For Zeta, Yucatan hunkers down, shuts down businesses
After strengthening into a Category 1 hurricane, Zeta is bringing heavy rains and possible storm surges to regions drenched by Delta just three weeks earlier.
The storm entered Yucatan state around 1 a.m. Tuesday, the state Civil Protection Unit announced. The hurricane first battered the municipality of Chemax after crossing the state border with Quintana Roo, where widespread power outages and fallen trees and billboards were reported.
Nonessential businesses were ordered closed. And invoking the “ley seca” for at least the sixth time this year, the state government banned alcohol sales until further notice.

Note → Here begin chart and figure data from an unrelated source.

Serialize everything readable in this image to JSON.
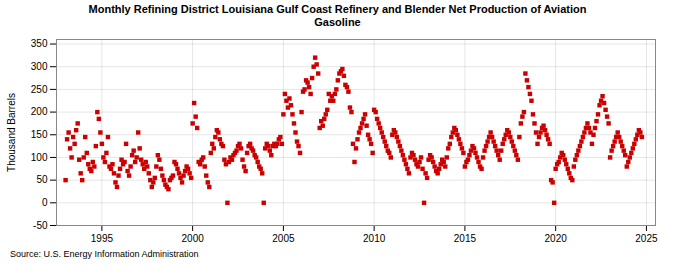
{
  "chart_data": {
    "type": "scatter",
    "title": "Monthly Refining District Louisiana Gulf Coast Refinery and Blender Net Production of Aviation\nGasoline",
    "ylabel": "Thousand Barrels",
    "source": "Source: U.S. Energy Information Administration",
    "color": "#cc0000",
    "marker": "square",
    "grid": true,
    "xlim": [
      1992.5,
      2025.5
    ],
    "ylim": [
      -50,
      360
    ],
    "xticks": [
      1995,
      2000,
      2005,
      2010,
      2015,
      2020,
      2025
    ],
    "yticks": [
      -50,
      0,
      50,
      100,
      150,
      200,
      250,
      300,
      350
    ],
    "x": [
      1993.0,
      1993.083,
      1993.167,
      1993.25,
      1993.333,
      1993.417,
      1993.5,
      1993.583,
      1993.667,
      1993.75,
      1993.833,
      1993.917,
      1994.0,
      1994.083,
      1994.167,
      1994.25,
      1994.333,
      1994.417,
      1994.5,
      1994.583,
      1994.667,
      1994.75,
      1994.833,
      1994.917,
      1995.0,
      1995.083,
      1995.167,
      1995.25,
      1995.333,
      1995.417,
      1995.5,
      1995.583,
      1995.667,
      1995.75,
      1995.833,
      1995.917,
      1996.0,
      1996.083,
      1996.167,
      1996.25,
      1996.333,
      1996.417,
      1996.5,
      1996.583,
      1996.667,
      1996.75,
      1996.833,
      1996.917,
      1997.0,
      1997.083,
      1997.167,
      1997.25,
      1997.333,
      1997.417,
      1997.5,
      1997.583,
      1997.667,
      1997.75,
      1997.833,
      1997.917,
      1998.0,
      1998.083,
      1998.167,
      1998.25,
      1998.333,
      1998.417,
      1998.5,
      1998.583,
      1998.667,
      1998.75,
      1998.833,
      1998.917,
      1999.0,
      1999.083,
      1999.167,
      1999.25,
      1999.333,
      1999.417,
      1999.5,
      1999.583,
      1999.667,
      1999.75,
      1999.833,
      1999.917,
      2000.0,
      2000.083,
      2000.167,
      2000.25,
      2000.333,
      2000.417,
      2000.5,
      2000.583,
      2000.667,
      2000.75,
      2000.833,
      2000.917,
      2001.0,
      2001.083,
      2001.167,
      2001.25,
      2001.333,
      2001.417,
      2001.5,
      2001.583,
      2001.667,
      2001.75,
      2001.833,
      2001.917,
      2002.0,
      2002.083,
      2002.167,
      2002.25,
      2002.333,
      2002.417,
      2002.5,
      2002.583,
      2002.667,
      2002.75,
      2002.833,
      2002.917,
      2003.0,
      2003.083,
      2003.167,
      2003.25,
      2003.333,
      2003.417,
      2003.5,
      2003.583,
      2003.667,
      2003.75,
      2003.833,
      2003.917,
      2004.0,
      2004.083,
      2004.167,
      2004.25,
      2004.333,
      2004.417,
      2004.5,
      2004.583,
      2004.667,
      2004.75,
      2004.833,
      2004.917,
      2005.0,
      2005.083,
      2005.167,
      2005.25,
      2005.333,
      2005.417,
      2005.5,
      2005.583,
      2005.667,
      2005.75,
      2005.833,
      2005.917,
      2006.0,
      2006.083,
      2006.167,
      2006.25,
      2006.333,
      2006.417,
      2006.5,
      2006.583,
      2006.667,
      2006.75,
      2006.833,
      2006.917,
      2007.0,
      2007.083,
      2007.167,
      2007.25,
      2007.333,
      2007.417,
      2007.5,
      2007.583,
      2007.667,
      2007.75,
      2007.833,
      2007.917,
      2008.0,
      2008.083,
      2008.167,
      2008.25,
      2008.333,
      2008.417,
      2008.5,
      2008.583,
      2008.667,
      2008.75,
      2008.833,
      2008.917,
      2009.0,
      2009.083,
      2009.167,
      2009.25,
      2009.333,
      2009.417,
      2009.5,
      2009.583,
      2009.667,
      2009.75,
      2009.833,
      2009.917,
      2010.0,
      2010.083,
      2010.167,
      2010.25,
      2010.333,
      2010.417,
      2010.5,
      2010.583,
      2010.667,
      2010.75,
      2010.833,
      2010.917,
      2011.0,
      2011.083,
      2011.167,
      2011.25,
      2011.333,
      2011.417,
      2011.5,
      2011.583,
      2011.667,
      2011.75,
      2011.833,
      2011.917,
      2012.0,
      2012.083,
      2012.167,
      2012.25,
      2012.333,
      2012.417,
      2012.5,
      2012.583,
      2012.667,
      2012.75,
      2012.833,
      2012.917,
      2013.0,
      2013.083,
      2013.167,
      2013.25,
      2013.333,
      2013.417,
      2013.5,
      2013.583,
      2013.667,
      2013.75,
      2013.833,
      2013.917,
      2014.0,
      2014.083,
      2014.167,
      2014.25,
      2014.333,
      2014.417,
      2014.5,
      2014.583,
      2014.667,
      2014.75,
      2014.833,
      2014.917,
      2015.0,
      2015.083,
      2015.167,
      2015.25,
      2015.333,
      2015.417,
      2015.5,
      2015.583,
      2015.667,
      2015.75,
      2015.833,
      2015.917,
      2016.0,
      2016.083,
      2016.167,
      2016.25,
      2016.333,
      2016.417,
      2016.5,
      2016.583,
      2016.667,
      2016.75,
      2016.833,
      2016.917,
      2017.0,
      2017.083,
      2017.167,
      2017.25,
      2017.333,
      2017.417,
      2017.5,
      2017.583,
      2017.667,
      2017.75,
      2017.833,
      2017.917,
      2018.0,
      2018.083,
      2018.167,
      2018.25,
      2018.333,
      2018.417,
      2018.5,
      2018.583,
      2018.667,
      2018.75,
      2018.833,
      2018.917,
      2019.0,
      2019.083,
      2019.167,
      2019.25,
      2019.333,
      2019.417,
      2019.5,
      2019.583,
      2019.667,
      2019.75,
      2019.833,
      2019.917,
      2020.0,
      2020.083,
      2020.167,
      2020.25,
      2020.333,
      2020.417,
      2020.5,
      2020.583,
      2020.667,
      2020.75,
      2020.833,
      2020.917,
      2021.0,
      2021.083,
      2021.167,
      2021.25,
      2021.333,
      2021.417,
      2021.5,
      2021.583,
      2021.667,
      2021.75,
      2021.833,
      2021.917,
      2022.0,
      2022.083,
      2022.167,
      2022.25,
      2022.333,
      2022.417,
      2022.5,
      2022.583,
      2022.667,
      2022.75,
      2022.833,
      2022.917,
      2023.0,
      2023.083,
      2023.167,
      2023.25,
      2023.333,
      2023.417,
      2023.5,
      2023.583,
      2023.667,
      2023.75,
      2023.833,
      2023.917,
      2024.0,
      2024.083,
      2024.167,
      2024.25,
      2024.333,
      2024.417,
      2024.5,
      2024.583,
      2024.667,
      2024.75
    ],
    "values": [
      50,
      140,
      155,
      120,
      100,
      145,
      130,
      160,
      175,
      95,
      65,
      50,
      100,
      145,
      110,
      85,
      75,
      70,
      90,
      80,
      125,
      200,
      185,
      155,
      130,
      100,
      90,
      110,
      145,
      80,
      75,
      85,
      65,
      45,
      35,
      60,
      75,
      95,
      85,
      90,
      130,
      70,
      60,
      80,
      105,
      115,
      90,
      100,
      155,
      120,
      95,
      85,
      75,
      90,
      80,
      65,
      50,
      35,
      45,
      55,
      80,
      105,
      95,
      75,
      60,
      50,
      40,
      35,
      30,
      50,
      55,
      60,
      90,
      85,
      75,
      65,
      55,
      45,
      60,
      70,
      80,
      75,
      65,
      55,
      175,
      220,
      190,
      165,
      90,
      85,
      95,
      100,
      80,
      60,
      45,
      35,
      110,
      130,
      120,
      145,
      160,
      155,
      140,
      130,
      125,
      95,
      85,
      0,
      90,
      100,
      95,
      105,
      110,
      115,
      125,
      130,
      120,
      95,
      80,
      70,
      110,
      125,
      130,
      120,
      115,
      105,
      100,
      90,
      80,
      75,
      65,
      0,
      120,
      130,
      125,
      115,
      105,
      125,
      130,
      125,
      130,
      140,
      145,
      130,
      195,
      240,
      225,
      210,
      230,
      215,
      195,
      175,
      155,
      135,
      125,
      110,
      200,
      245,
      250,
      270,
      265,
      255,
      240,
      275,
      300,
      320,
      305,
      285,
      165,
      180,
      170,
      185,
      195,
      205,
      240,
      225,
      235,
      225,
      240,
      250,
      270,
      285,
      290,
      295,
      280,
      260,
      255,
      245,
      210,
      200,
      130,
      90,
      120,
      140,
      155,
      165,
      175,
      185,
      195,
      170,
      150,
      140,
      130,
      110,
      205,
      200,
      185,
      175,
      165,
      155,
      145,
      135,
      125,
      115,
      110,
      100,
      150,
      160,
      155,
      145,
      135,
      125,
      115,
      105,
      95,
      85,
      75,
      65,
      100,
      110,
      105,
      95,
      85,
      80,
      90,
      100,
      75,
      0,
      65,
      55,
      95,
      105,
      100,
      90,
      80,
      70,
      65,
      75,
      85,
      95,
      90,
      80,
      100,
      120,
      130,
      145,
      155,
      165,
      160,
      150,
      140,
      130,
      120,
      110,
      80,
      90,
      95,
      105,
      115,
      125,
      120,
      110,
      100,
      90,
      80,
      75,
      100,
      115,
      125,
      135,
      145,
      155,
      145,
      135,
      125,
      115,
      105,
      95,
      115,
      130,
      140,
      150,
      160,
      155,
      145,
      135,
      125,
      115,
      105,
      95,
      145,
      175,
      190,
      200,
      285,
      270,
      255,
      240,
      225,
      195,
      175,
      155,
      130,
      145,
      155,
      165,
      170,
      160,
      150,
      140,
      130,
      50,
      45,
      0,
      75,
      85,
      90,
      100,
      110,
      105,
      95,
      85,
      75,
      65,
      55,
      50,
      80,
      95,
      105,
      115,
      125,
      135,
      145,
      155,
      165,
      175,
      165,
      155,
      130,
      150,
      165,
      180,
      195,
      215,
      225,
      235,
      220,
      205,
      190,
      175,
      100,
      115,
      125,
      135,
      145,
      155,
      145,
      135,
      125,
      115,
      105,
      80,
      90,
      100,
      110,
      120,
      130,
      140,
      150,
      160,
      155,
      145
    ]
  }
}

Yucatan heightened its civil alerts, putting eastern Yucatan into a red zone, indicating maximum danger, beginning 7:30 a.m. Merida and Progreso were elevated from yellow to orange alerts.
Zeta will be as close as 24 miles / 40 km from Merida, where strong winds and intense rains are anticipated roughly from 7 a.m. to 6 p.m. Storm surge warnings were issued from Tulum to Progreso.
The National Hurricane Center forecasts the storm weakening over land, downgrading to a tropical storm before reentering water at Dzilam de Bravo and again gaining force in the Gulf of Mexico on its way to the United States.
Hurricane warnings extend from Morgan City, La., to the Mississippi/Alabama border, including Lake Pontchartrain, Lake Maurepas, and metropolitan New Orleans.